Kulturbau und Todesstätte
HALLE/MZ. - Wenn Rainer von Sivers, Koordinator der Initiative Zivilcourage, während eines Rundgangs zu Stätten des Widerstands und der Vernichtung über jüdisches Leben spricht, dann gehört der Friedhof an der Dessauer Straße dazu.
Bereits seit Beginn des 20. Jahrhunderts hatte sich die jüdische Gemeinde um eine neue Friedhofsanlage bemüht. Nach langen Verhandlungen mit der Stadt bekam sie das Areal unmittelbar neben dem Gertraudenfriedhof. Der Leipziger Architekt Wilhelm Haller erhielt den Auftrag, eine Trauerhalle für diesen Friedhof in der damaligen Boelckestraße zu entwerfen.
Am 10. Mai 1929 war Baubeginn, nur wenige Monate später, am 20. November 1929, wurde sie eingeweiht. Eine Festschrift würdigte damals die gesamte Anlage als ein bedeutendes Werk der jüdischen Friedhofskultur des 20. Jahrhunderts. Der Friedhof mit Trauerhalle wird als "Bet Olam" (Haus der Ewigkeit) bezeichnet, weil der Mensch nach dem irdischen Tod, so von Sivers, "dem jüdischen Glauben entsprechend ins ewige Leben übergeht".
Nur zehn Jahre nach der Errichtung aber wurde die Halle umgebaut - zu einem Alten- und Rückwandererheim, wie es die Nationalsozialisten bezeichneten. Im Klartext hieß das: Die Juden wurden in der Boelckestraße (und anderen Quartieren zum Beispiel in der Humboldtstraße, der Germarstraße, am Großen Berlin und am Harz) konzentriert untergebracht. "Um sie schnell deportieren zu können - in die Vernichtungslager", so von Sivers. Nach und nach mussten sich dort nicht nur hallesche, sondern auch Juden aus anderen Teilen Deutschlands einfinden - und auf ihren Transport in den sicheren Tod warten.
1937 wurde der alte jüdische Friedhof in der Gottesackerstraße, der 1693 angelegt worden war, aufgelöst, die Grabsteine von dort in die Boelckestraße gebracht. Als in der Pogromnacht vom 9. auf den 10. November 1938 durch den Hass- und Gewaltausbruch der Nationalsozialisten ungezählte Juden ihr Eigentum und viele selbst ihr Leben verloren, wurde in Halle die Synagoge in der Brauhausstraße zerstört. Die Trauerhalle in der Boelckestraße und das Gemeindehaus in der Germarstraße wurden beschädigt. Jüdisches Leben konnte sich auch in Halle erst nach dem Zweiten Weltkrieg zaghaft wieder entwickeln. Der Friedhof samt der Gebäude wurde nach 1945 erneut jüdisches Eigentum.

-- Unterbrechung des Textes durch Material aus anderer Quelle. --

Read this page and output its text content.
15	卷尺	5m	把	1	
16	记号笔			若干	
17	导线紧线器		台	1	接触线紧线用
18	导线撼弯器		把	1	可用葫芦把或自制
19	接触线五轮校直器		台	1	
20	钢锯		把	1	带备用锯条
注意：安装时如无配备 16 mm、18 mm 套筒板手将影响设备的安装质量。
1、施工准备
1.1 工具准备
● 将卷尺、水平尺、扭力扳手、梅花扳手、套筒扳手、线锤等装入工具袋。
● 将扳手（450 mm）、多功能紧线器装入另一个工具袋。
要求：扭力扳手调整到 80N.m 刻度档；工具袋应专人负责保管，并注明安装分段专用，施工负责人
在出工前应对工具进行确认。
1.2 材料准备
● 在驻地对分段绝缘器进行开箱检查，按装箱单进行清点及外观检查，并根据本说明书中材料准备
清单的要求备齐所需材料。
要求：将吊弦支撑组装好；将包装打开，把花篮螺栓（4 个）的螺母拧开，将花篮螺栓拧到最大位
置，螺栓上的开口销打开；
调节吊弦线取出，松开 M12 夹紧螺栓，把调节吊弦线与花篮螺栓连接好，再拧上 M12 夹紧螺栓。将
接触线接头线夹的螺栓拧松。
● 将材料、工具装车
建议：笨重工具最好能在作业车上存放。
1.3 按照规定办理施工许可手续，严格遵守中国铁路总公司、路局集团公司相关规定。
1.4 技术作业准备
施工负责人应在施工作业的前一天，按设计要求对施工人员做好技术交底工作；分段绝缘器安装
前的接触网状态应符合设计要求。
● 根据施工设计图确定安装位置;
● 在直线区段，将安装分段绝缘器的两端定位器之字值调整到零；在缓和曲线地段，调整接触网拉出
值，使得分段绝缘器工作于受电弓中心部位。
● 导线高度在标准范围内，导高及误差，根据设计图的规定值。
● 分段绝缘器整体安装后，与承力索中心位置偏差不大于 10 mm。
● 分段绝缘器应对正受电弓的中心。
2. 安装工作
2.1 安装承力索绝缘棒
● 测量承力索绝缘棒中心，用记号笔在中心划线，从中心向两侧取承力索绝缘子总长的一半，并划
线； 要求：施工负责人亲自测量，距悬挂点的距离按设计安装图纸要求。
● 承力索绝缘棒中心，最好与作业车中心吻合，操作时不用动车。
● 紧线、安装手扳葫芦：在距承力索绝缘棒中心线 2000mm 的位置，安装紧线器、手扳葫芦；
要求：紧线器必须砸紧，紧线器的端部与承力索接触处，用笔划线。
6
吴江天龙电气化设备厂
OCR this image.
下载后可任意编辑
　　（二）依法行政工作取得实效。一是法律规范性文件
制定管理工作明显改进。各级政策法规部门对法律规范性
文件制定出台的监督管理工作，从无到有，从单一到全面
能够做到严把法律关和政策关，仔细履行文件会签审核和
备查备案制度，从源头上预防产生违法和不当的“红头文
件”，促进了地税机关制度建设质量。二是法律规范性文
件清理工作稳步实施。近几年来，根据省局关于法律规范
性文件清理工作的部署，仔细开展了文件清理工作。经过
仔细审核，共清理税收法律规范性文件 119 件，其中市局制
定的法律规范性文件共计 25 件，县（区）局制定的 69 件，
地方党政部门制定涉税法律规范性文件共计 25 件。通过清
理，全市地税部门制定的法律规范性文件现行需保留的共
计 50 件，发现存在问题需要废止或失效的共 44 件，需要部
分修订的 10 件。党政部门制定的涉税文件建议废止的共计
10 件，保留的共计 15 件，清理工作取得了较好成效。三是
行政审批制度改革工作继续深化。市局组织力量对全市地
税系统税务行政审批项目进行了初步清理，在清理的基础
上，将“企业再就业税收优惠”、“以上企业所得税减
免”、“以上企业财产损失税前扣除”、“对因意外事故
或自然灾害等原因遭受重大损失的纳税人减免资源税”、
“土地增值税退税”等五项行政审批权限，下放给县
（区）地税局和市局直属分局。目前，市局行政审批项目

Der Rundgang führt von diesem Friedhof Dessauer Straße weiter über die Humboldtstraße (dort befindet sich die heutige Synagoge, die 1953 geweiht worden ist) zum Jerusalemer Platz. Es ist der Platz, der seit dem 17. Jahrhundert Standort der jüdischen Synagogen bis zur Zerstörung 1938 war. Seit dem Jahr 1965 erinnern unterschiedliche Mahnmale daran. Während des Rundgangs werden die Teilnehmer auch mit wichtigen jüdischen Mitbürgern der Stadt aus Wissenschaft, Kultur und Wirtschaft bekannt gemacht.